A new report from McKinsey finds that currently available AI technologies could, in principle, automate tasks equivalent to about 57% of today’s U.S. work hours — mostly non-physical, knowledge-based tasks handled by digital “agents.” Robots and other physical automation could cover another 13% of work hours, primarily tasks involving manual labor.
However, the report emphasises this doesn’t mean half of all jobs will disappear. Rather, what’s likely to happen is a shifting division of labor: many roles will transform as routine or repetitive tasks get automated, while humans take on new responsibilities. In this shift, humans are expected to supervise, validate, and guide AI and automation — especially when tasks call for judgment, empathy, or social-emotional intelligence.

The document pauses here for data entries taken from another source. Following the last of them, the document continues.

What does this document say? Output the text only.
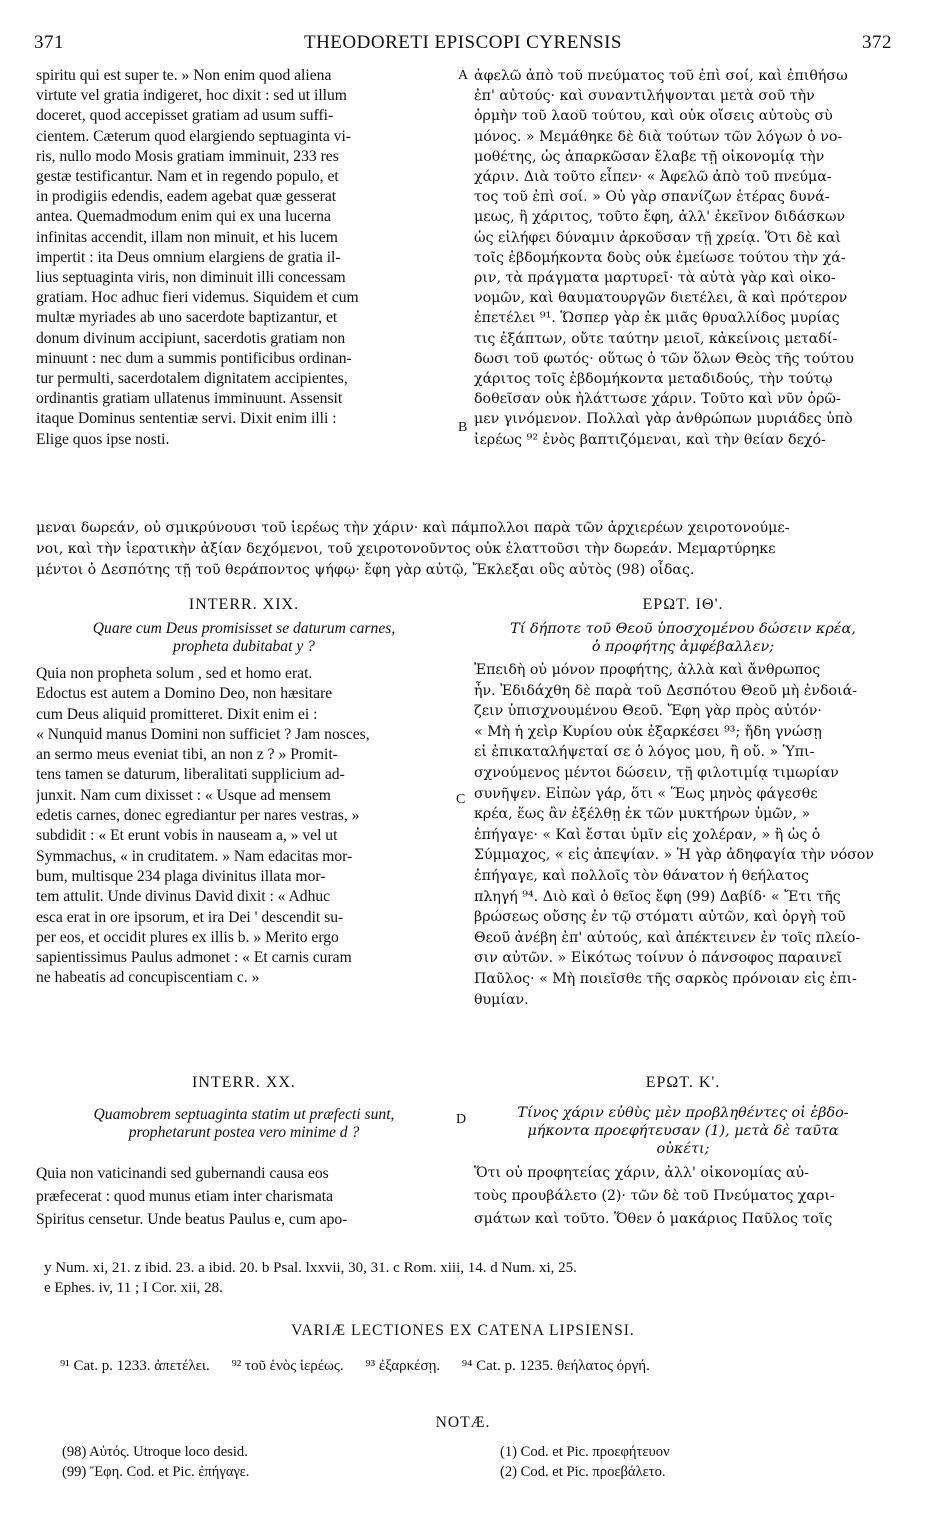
371	THEODORETI EPISCOPI CYRENSIS	372
A
B
C
D
spiritu qui est super te. » Non enim quod aliena
virtute vel gratia indigeret, hoc dixit : sed ut illum
doceret, quod accepisset gratiam ad usum suffi-
cientem. Cæterum quod elargiendo septuaginta vi-
ris, nullo modo Mosis gratiam imminuit, 233 res
gestæ testificantur. Nam et in regendo populo, et
in prodigiis edendis, eadem agebat quæ gesserat
antea. Quemadmodum enim qui ex una lucerna
infinitas accendit, illam non minuit, et his lucem
impertit : ita Deus omnium elargiens de gratia il-
lius septuaginta viris, non diminuit illi concessam
gratiam. Hoc adhuc fieri videmus. Siquidem et cum
multæ myriades ab uno sacerdote baptizantur, et
donum divinum accipiunt, sacerdotis gratiam non
minuunt : nec dum a summis pontificibus ordinan-
tur permulti, sacerdotalem dignitatem accipientes,
ordinantis gratiam ullatenus imminuunt. Assensit
itaque Dominus sententiæ servi. Dixit enim illi :
Elige quos ipse nosti.
ἀφελῶ ἀπὸ τοῦ πνεύματος τοῦ ἐπὶ σοί, καὶ ἐπιθήσω
ἐπ' αὐτούς· καὶ συναντιλήψονται μετὰ σοῦ τὴν
ὁρμὴν τοῦ λαοῦ τούτου, καὶ οὐκ οἴσεις αὐτοὺς σὺ
μόνος. » Μεμάθηκε δὲ διὰ τούτων τῶν λόγων ὁ νο-
μοθέτης, ὡς ἀπαρκῶσαν ἔλαβε τῇ οἰκονομίᾳ τὴν
χάριν. Διὰ τοῦτο εἶπεν· « Ἀφελῶ ἀπὸ τοῦ πνεύμα-
τος τοῦ ἐπὶ σοί. » Οὐ γὰρ σπανίζων ἑτέρας δυνά-
μεως, ἢ χάριτος, τοῦτο ἔφη, ἀλλ' ἐκεῖνον διδάσκων
ὡς εἰλήφει δύναμιν ἀρκοῦσαν τῇ χρείᾳ. Ὅτι δὲ καὶ
τοῖς ἑβδομήκοντα δοὺς οὐκ ἐμείωσε τούτου τὴν χά-
ριν, τὰ πράγματα μαρτυρεῖ· τὰ αὐτὰ γὰρ καὶ οἰκο-
νομῶν, καὶ θαυματουργῶν διετέλει, ἃ καὶ πρότερον
ἐπετέλει ⁹¹. Ὥσπερ γὰρ ἐκ μιᾶς θρυαλλίδος μυρίας
τις ἐξάπτων, οὔτε ταύτην μειοῖ, κἀκείνοις μεταδί-
δωσι τοῦ φωτός· οὕτως ὁ τῶν ὅλων Θεὸς τῆς τούτου
χάριτος τοῖς ἑβδομήκοντα μεταδιδούς, τὴν τούτῳ
δοθεῖσαν οὐκ ἠλάττωσε χάριν. Τοῦτο καὶ νῦν ὁρῶ-
μεν γινόμενον. Πολλαὶ γὰρ ἀνθρώπων μυριάδες ὑπὸ
ἱερέως ⁹² ἑνὸς βαπτιζόμεναι, καὶ τὴν θείαν δεχό-
μεναι δωρεάν, οὐ σμικρύνουσι τοῦ ἱερέως τὴν χάριν· καὶ πάμπολλοι παρὰ τῶν ἀρχιερέων χειροτονούμε-
νοι, καὶ τὴν ἱερατικὴν ἀξίαν δεχόμενοι, τοῦ χειροτονοῦντος οὐκ ἐλαττοῦσι τὴν δωρεάν. Μεμαρτύρηκε
μέντοι ὁ Δεσπότης τῇ τοῦ θεράποντος ψήφῳ· ἔφη γὰρ αὐτῷ, Ἔκλεξαι οὓς αὐτὸς (98) οἶδας.
INTERR. XIX.
Quare cum Deus promisisset se daturum carnes,
propheta dubitabat y ?
Quia non propheta solum , sed et homo erat.
Edoctus est autem a Domino Deo, non hæsitare
cum Deus aliquid promitteret. Dixit enim ei :
« Nunquid manus Domini non sufficiet ? Jam nosces,
an sermo meus eveniat tibi, an non z ? » Promit-
tens tamen se daturum, liberalitati supplicium ad-
junxit. Nam cum dixisset : « Usque ad mensem
edetis carnes, donec egrediantur per nares vestras, »
subdidit : « Et erunt vobis in nauseam a, » vel ut
Symmachus, « in cruditatem. » Nam edacitas mor-
bum, multisque 234 plaga divinitus illata mor-
tem attulit. Unde divinus David dixit : « Adhuc
esca erat in ore ipsorum, et ira Dei ' descendit su-
per eos, et occidit plures ex illis b. » Merito ergo
sapientissimus Paulus admonet : « Et carnis curam
ne habeatis ad concupiscentiam c. »
ΕΡΩΤ. ΙΘ'.
Τί δήποτε τοῦ Θεοῦ ὑποσχομένου δώσειν κρέα,
ὁ προφήτης ἀμφέβαλλεν;
Ἐπειδὴ οὐ μόνον προφήτης, ἀλλὰ καὶ ἄνθρωπος
ἦν. Ἐδιδάχθη δὲ παρὰ τοῦ Δεσπότου Θεοῦ μὴ ἐνδοιά-
ζειν ὑπισχνουμένου Θεοῦ. Ἔφη γὰρ πρὸς αὐτόν·
« Μὴ ἡ χεὶρ Κυρίου οὐκ ἐξαρκέσει ⁹³; ἤδη γνώσῃ
εἰ ἐπικαταλήψεταί σε ὁ λόγος μου, ἢ οὔ. » Ὑπι-
σχνούμενος μέντοι δώσειν, τῇ φιλοτιμίᾳ τιμωρίαν
συνῆψεν. Εἰπὼν γάρ, ὅτι « Ἕως μηνὸς φάγεσθε
κρέα, ἕως ἂν ἐξέλθῃ ἐκ τῶν μυκτήρων ὑμῶν, »
ἐπήγαγε· « Καὶ ἔσται ὑμῖν εἰς χολέραν, » ἢ ὡς ὁ
Σύμμαχος, « εἰς ἀπεψίαν. » Ἡ γὰρ ἀδηφαγία τὴν νόσον
ἐπήγαγε, καὶ πολλοῖς τὸν θάνατον ἡ θεήλατος
πληγή ⁹⁴. Διὸ καὶ ὁ θεῖος ἔφη (99) Δαβίδ· « Ἔτι τῆς
βρώσεως οὔσης ἐν τῷ στόματι αὐτῶν, καὶ ὀργὴ τοῦ
Θεοῦ ἀνέβη ἐπ' αὐτούς, καὶ ἀπέκτεινεν ἐν τοῖς πλείο-
σιν αὐτῶν. » Εἰκότως τοίνυν ὁ πάνσοφος παραινεῖ
Παῦλος· « Μὴ ποιεῖσθε τῆς σαρκὸς πρόνοιαν εἰς ἐπι-
θυμίαν.
INTERR. XX.
Quamobrem septuaginta statim ut præfecti sunt,
prophetarunt postea vero minime d ?
Quia non vaticinandi sed gubernandi causa eos
præfecerat : quod munus etiam inter charismata
Spiritus censetur. Unde beatus Paulus e, cum apo-
ΕΡΩΤ. Κ'.
Τίνος χάριν εὐθὺς μὲν προβληθέντες οἱ ἑβδο-
μήκοντα προεφήτευσαν (1), μετὰ δὲ ταῦτα
οὐκέτι;
Ὅτι οὐ προφητείας χάριν, ἀλλ' οἰκονομίας αὐ-
τοὺς προυβάλετο (2)· τῶν δὲ τοῦ Πνεύματος χαρι-
σμάτων καὶ τοῦτο. Ὅθεν ὁ μακάριος Παῦλος τοῖς
y Num. xi, 21. z ibid. 23. a ibid. 20. b Psal. lxxvii, 30, 31. c Rom. xiii, 14. d Num. xi, 25.
e Ephes. iv, 11 ; I Cor. xii, 28.
VARIÆ LECTIONES EX CATENA LIPSIENSI.
⁹¹ Cat. p. 1233. ἀπετέλει. ⁹² τοῦ ἑνὸς ἱερέως. ⁹³ ἐξαρκέσῃ. ⁹⁴ Cat. p. 1235. θεήλατος ὀργή.
NOTÆ.
(98) Αὐτός. Utroque loco desid.
(99) Ἔφη. Cod. et Pic. ἐπήγαγε.
(1) Cod. et Pic. προεφήτευον
(2) Cod. et Pic. προεβάλετο.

Crucially, the study argues that tasks requiring real-time perception, empathy, ethical judgment, creativity, or complex interpersonal interaction remain beyond what AI can reliably handle — at least for now. Roles such as teaching, nursing, counselling, sales with nuanced human feedback, or customer-facing functions likely remain rooted in human effort, because those jobs rely heavily on social and emotional intelligence.
Looking ahead, the report envisions a future workforce that isn’t one of wholesale replacement, but of partnerships — between people, AI-powered agents, and robots. As automation expands, some traditional tasks will vanish or shrink, others will evolve, and novel job categories will emerge — especially around AI supervision, orchestration, quality control, and hybrid human-machine workflows.